Here, we can see that there are strings being stored with LA and .swf, the numbers 1 and 1009, some random number being generated, and a resource call being invoked.  Piecing it all together, we can guess that this Flash file is simply a starting point for a random walk through a set of other files, named LA1.swf to LA1009.swf.  By passing this series of files to wget (our web crawler of choice), we were successful in rebuilding the work in the ArtBase.  This highlights the importance of human oversight in conservation:  while automated crawlers that can parse SWF objects do exist, URLs generated as above are invisible to machines.  Only by spending time with the work, and analyzing its structure, can more complex pieces be properly conserved.

As a non-destructive process, swf2xml does not alter the original file; as an open tool driven by an open standard, its provenance its clear.  This is tremendously important for passing a file into swf2xml, editing it as a text document, and passing it back into xml2swf.  This is necessary for preserving the functionality of works that span multiple domains; by adjusting cross-domain calls from http://www.rhizome.org/ to ../www.rhizome.org/, we can ensure that SWF links will not be broken when imported into the ArtBase.  Given the open documentation of swfmill and SWFML, the process can be reproduced and followed by anyone wishing to audit our process.  As such, future conservators will have no questions about how works in the ArtBase were preserved.

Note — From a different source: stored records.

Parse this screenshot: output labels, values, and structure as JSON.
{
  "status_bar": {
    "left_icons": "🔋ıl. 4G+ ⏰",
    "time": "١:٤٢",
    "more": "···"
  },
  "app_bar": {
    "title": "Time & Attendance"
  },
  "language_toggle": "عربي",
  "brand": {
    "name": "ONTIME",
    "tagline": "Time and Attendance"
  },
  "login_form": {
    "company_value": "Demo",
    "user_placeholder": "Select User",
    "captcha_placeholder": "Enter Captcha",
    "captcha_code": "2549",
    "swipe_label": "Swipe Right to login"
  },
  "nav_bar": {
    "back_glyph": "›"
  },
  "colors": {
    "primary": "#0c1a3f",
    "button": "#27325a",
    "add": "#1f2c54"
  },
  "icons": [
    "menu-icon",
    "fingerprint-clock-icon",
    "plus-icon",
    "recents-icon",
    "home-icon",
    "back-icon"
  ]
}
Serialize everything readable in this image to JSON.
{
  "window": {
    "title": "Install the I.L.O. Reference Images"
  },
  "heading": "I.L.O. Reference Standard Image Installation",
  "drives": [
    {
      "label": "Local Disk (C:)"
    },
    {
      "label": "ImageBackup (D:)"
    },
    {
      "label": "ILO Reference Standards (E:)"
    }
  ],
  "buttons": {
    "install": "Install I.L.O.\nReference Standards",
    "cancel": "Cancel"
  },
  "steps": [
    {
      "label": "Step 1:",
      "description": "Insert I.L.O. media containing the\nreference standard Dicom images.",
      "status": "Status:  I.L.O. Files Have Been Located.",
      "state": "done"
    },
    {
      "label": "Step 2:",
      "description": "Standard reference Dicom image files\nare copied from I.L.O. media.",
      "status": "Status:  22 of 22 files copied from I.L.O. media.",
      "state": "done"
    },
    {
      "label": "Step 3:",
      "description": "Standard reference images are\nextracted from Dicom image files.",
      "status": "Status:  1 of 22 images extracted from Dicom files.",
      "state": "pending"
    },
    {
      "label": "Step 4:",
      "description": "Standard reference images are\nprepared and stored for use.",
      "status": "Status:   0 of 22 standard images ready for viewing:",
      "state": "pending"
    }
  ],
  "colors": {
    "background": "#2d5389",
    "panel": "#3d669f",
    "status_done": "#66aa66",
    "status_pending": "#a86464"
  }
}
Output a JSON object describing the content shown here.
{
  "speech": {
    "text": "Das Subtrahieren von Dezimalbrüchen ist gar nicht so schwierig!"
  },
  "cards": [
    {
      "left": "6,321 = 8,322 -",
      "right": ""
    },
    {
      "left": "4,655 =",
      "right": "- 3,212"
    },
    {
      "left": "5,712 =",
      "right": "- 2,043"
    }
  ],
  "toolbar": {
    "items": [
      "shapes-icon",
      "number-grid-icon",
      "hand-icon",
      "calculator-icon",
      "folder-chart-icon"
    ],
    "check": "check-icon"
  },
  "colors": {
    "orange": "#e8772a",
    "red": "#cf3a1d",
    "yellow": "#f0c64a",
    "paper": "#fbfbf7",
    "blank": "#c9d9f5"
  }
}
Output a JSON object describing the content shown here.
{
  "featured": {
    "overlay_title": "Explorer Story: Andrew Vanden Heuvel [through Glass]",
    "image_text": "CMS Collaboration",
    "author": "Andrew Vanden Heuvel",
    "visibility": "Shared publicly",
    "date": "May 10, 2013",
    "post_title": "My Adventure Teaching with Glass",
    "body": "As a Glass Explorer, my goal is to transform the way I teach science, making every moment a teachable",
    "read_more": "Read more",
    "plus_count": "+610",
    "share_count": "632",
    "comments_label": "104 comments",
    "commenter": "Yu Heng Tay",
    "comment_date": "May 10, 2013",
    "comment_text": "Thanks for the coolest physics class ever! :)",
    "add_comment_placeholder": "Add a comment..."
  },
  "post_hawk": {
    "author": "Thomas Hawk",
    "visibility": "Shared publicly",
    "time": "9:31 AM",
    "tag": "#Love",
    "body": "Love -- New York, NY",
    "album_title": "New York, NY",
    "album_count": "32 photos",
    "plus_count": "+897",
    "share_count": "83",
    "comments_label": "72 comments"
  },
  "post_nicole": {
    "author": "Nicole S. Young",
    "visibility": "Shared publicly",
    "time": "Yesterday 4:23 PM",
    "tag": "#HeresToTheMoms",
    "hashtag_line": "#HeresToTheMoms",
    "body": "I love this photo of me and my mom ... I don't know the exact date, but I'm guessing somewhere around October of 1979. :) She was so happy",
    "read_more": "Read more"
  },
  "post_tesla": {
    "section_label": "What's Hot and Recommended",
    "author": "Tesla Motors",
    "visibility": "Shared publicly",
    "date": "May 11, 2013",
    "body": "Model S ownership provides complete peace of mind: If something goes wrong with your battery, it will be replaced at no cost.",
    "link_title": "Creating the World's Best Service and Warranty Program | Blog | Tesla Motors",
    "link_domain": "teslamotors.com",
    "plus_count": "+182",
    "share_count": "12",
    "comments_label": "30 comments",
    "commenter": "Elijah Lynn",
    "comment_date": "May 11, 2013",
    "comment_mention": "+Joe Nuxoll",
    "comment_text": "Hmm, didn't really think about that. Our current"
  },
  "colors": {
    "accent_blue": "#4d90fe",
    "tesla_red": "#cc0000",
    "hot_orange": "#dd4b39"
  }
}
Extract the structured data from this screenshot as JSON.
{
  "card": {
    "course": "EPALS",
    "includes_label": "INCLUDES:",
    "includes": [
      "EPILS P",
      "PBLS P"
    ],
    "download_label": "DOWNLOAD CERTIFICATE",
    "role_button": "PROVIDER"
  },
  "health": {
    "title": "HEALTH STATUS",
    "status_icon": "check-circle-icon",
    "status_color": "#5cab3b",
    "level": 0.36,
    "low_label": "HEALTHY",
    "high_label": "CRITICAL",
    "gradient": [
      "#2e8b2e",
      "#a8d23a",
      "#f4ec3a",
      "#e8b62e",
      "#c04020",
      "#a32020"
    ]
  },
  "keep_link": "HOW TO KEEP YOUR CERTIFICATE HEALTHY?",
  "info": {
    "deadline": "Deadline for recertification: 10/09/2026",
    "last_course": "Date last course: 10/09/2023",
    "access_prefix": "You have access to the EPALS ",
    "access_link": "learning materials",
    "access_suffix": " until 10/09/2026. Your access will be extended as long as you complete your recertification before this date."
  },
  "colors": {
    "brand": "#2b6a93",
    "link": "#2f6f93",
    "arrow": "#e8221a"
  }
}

Looking forward, I suspect that conservation will increasingly resemble this model of careful application of specialized tools and understanding internal mechanics.  Flash has the luxury of fifteen years of use and a near-universal install base; as such, there are existing tools and documentation for opening and examining files.  As the ArtBase expands its preservation mission, the number of media formats encompassed will only increase - many of which will be undersupported, if not dead.  Hence, Rhizome has been active in file identification and registration projects, taking part in hackathons and using its unique collection to advance documentation of media formats.  By taking part in the greater digital preservation community, we hope to find new and clever ways to preserve past and future works of new media art.